Une autre association, "Agir contre la prostitution des enfants" (ACPE), basée à Paris, estime à au moins 20 000 le nombre de victimes, "même si", affirme sa déléguée générale Anne Labastire, "on est sûr d'être en-deçà de la réalité du phénomène". Pour Jennifer Pailhé, le cauchemar a débuté quand sa fille a "rencontré ce garçon en colonie de vacances". Pour le rejoindre, "elle a fugué sur Paris, dans le 9-5" (Val d'Oise).La mère retrouve la trace de son enfant sur des sites d'escorting.

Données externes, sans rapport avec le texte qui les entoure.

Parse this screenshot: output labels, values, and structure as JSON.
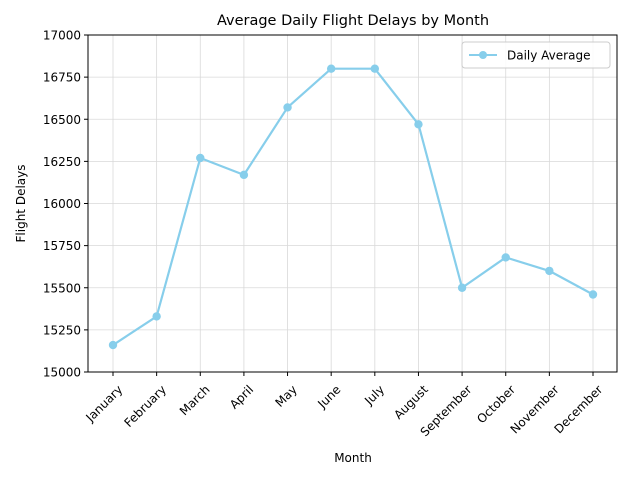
{
  "chart_data": {
    "type": "line",
    "title": "Average Daily Flight Delays by Month",
    "xlabel": "Month",
    "ylabel": "Flight Delays",
    "categories": [
      "January",
      "February",
      "March",
      "April",
      "May",
      "June",
      "July",
      "August",
      "September",
      "October",
      "November",
      "December"
    ],
    "series": [
      {
        "name": "Daily Average",
        "color": "#87CEEB",
        "values": [
          15160,
          15330,
          16270,
          16170,
          16570,
          16800,
          16800,
          16470,
          15500,
          15680,
          15600,
          15460
        ]
      }
    ],
    "ylim": [
      15000,
      17000
    ],
    "yticks": [
      15000,
      15250,
      15500,
      15750,
      16000,
      16250,
      16500,
      16750,
      17000
    ],
    "grid": true,
    "legend_position": "top-right"
  }
}
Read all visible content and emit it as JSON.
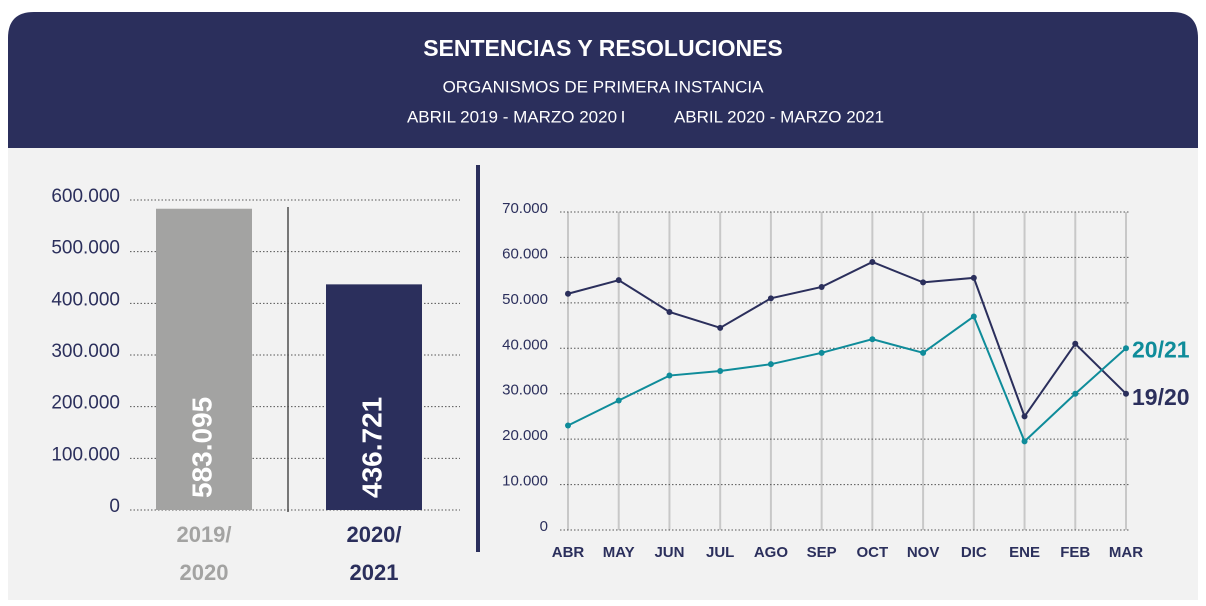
{
  "header": {
    "title": "SENTENCIAS Y RESOLUCIONES",
    "subtitle": "ORGANISMOS DE PRIMERA INSTANCIA",
    "period_1": "ABRIL 2019 - MARZO 2020",
    "separator": "I",
    "period_2": "ABRIL 2020 - MARZO 2021"
  },
  "chart_data": [
    {
      "type": "bar",
      "categories": [
        [
          "2019/",
          "2020"
        ],
        [
          "2020/",
          "2021"
        ]
      ],
      "values": [
        583095,
        436721
      ],
      "value_labels": [
        "583.095",
        "436.721"
      ],
      "colors": [
        "#a3a3a2",
        "#2b2f5c"
      ],
      "ylim": [
        0,
        600000
      ],
      "yticks": [
        0,
        {
          "value": 100000,
          "label": "100.000"
        },
        {
          "value": 200000,
          "label": "200.000"
        },
        {
          "value": 300000,
          "label": "300.000"
        },
        {
          "value": 400000,
          "label": "400.000"
        },
        {
          "value": 500000,
          "label": "500.000"
        },
        {
          "value": 600000,
          "label": "600.000"
        }
      ],
      "grid": true
    },
    {
      "type": "line",
      "categories": [
        "ABR",
        "MAY",
        "JUN",
        "JUL",
        "AGO",
        "SEP",
        "OCT",
        "NOV",
        "DIC",
        "ENE",
        "FEB",
        "MAR"
      ],
      "series": [
        {
          "name": "19/20",
          "color": "#2b2f5c",
          "values": [
            52000,
            55000,
            48000,
            44500,
            51000,
            53500,
            59000,
            54500,
            55500,
            25000,
            41000,
            30000
          ]
        },
        {
          "name": "20/21",
          "color": "#0f8c9a",
          "values": [
            23000,
            28500,
            34000,
            35000,
            36500,
            39000,
            42000,
            39000,
            47000,
            19500,
            30000,
            40000
          ]
        }
      ],
      "ylim": [
        0,
        70000
      ],
      "yticks": [
        0,
        {
          "value": 10000,
          "label": "10.000"
        },
        {
          "value": 20000,
          "label": "20.000"
        },
        {
          "value": 30000,
          "label": "30.000"
        },
        {
          "value": 40000,
          "label": "40.000"
        },
        {
          "value": 50000,
          "label": "50.000"
        },
        {
          "value": 60000,
          "label": "60.000"
        },
        {
          "value": 70000,
          "label": "70.000"
        }
      ],
      "grid": true
    }
  ]
}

J'ai vu les premières annonces, j'ai cliqué. J'ai pas pu être dans le déni, c'était sa photo, son corps, c'était elle

Jennifer Pailhé

Environ six ans plus tard, le garçon - le "lover boy", comme on l'appelle dans ces affaires où des jeunes filles tombent sous l'emprise de celui dont elles sont amoureuses - est en prison. Et la fille de Jennifer tente de prendre un nouveau départ. Les victimes sont issues de tous les milieux, mais ont souvent pour point commun d'avoir vécu un traumatisme (harcèlement scolaire, viol, inceste, etc.). "Elles sont un peu endoctrinées par tout ce qui est réseaux sociaux, téléréalité, leurs égéries auxquelles elles ont envie de ressembler, l'argent facile", analyse Jennifer Pailhé.

"Glamourisation" 

L'immaturité liée à leur jeune âge les empêche ensuite de "reconnaître ce qu'elles vivent", explique Sophie Antoine, responsable juridique de l'ACPE. Un déni accentué par une "glamourisation" du vocabulaire ("escort", "michetonneuse", etc.), ajoute-t-elle. Le policier confirme que "dans la grande majorité des cas, les victimes sont consentantes, et n'ont aucun recul sur le fait que ce qu'elles font aura des répercussions sur leur psychisme". Quant aux proxénètes, complète-t-il, ce sont "la plupart du temps des garçons ayant échoué à s'implanter dans le trafic de drogue, qui transfèrent leur savoir-faire criminel".

Réseaux sociaux et location de logements

Le phénomène utilise tous les atouts du numérique, dans une "ubérisation" qui complique les investigations. Les proxénètes recourent ainsi à la location de logements de courte durée via les plateformes dédiées, comme dans l'affaire de Toulouse et "énormément de situations", précise l'ACPE.
Cela a conduit la mission interministérielle pour la protection des femmes et contre la traite (MIPROF) à se mettre en relation avec les acteurs du secteur, notamment Airbnb. Car, précise une porte-parole de la mission, "nous avons bien identifié qu'il y avait des risques qui pouvaient être accrus, notamment dans la perspective des JO, avec l'explosion du nombre de locations". Plus globalement, les associations attendent avec impatience un Plan de lutte contre la prostitution, prévu pour fin janvier et qui doit contenir un volet dédié aux mineur(e)s.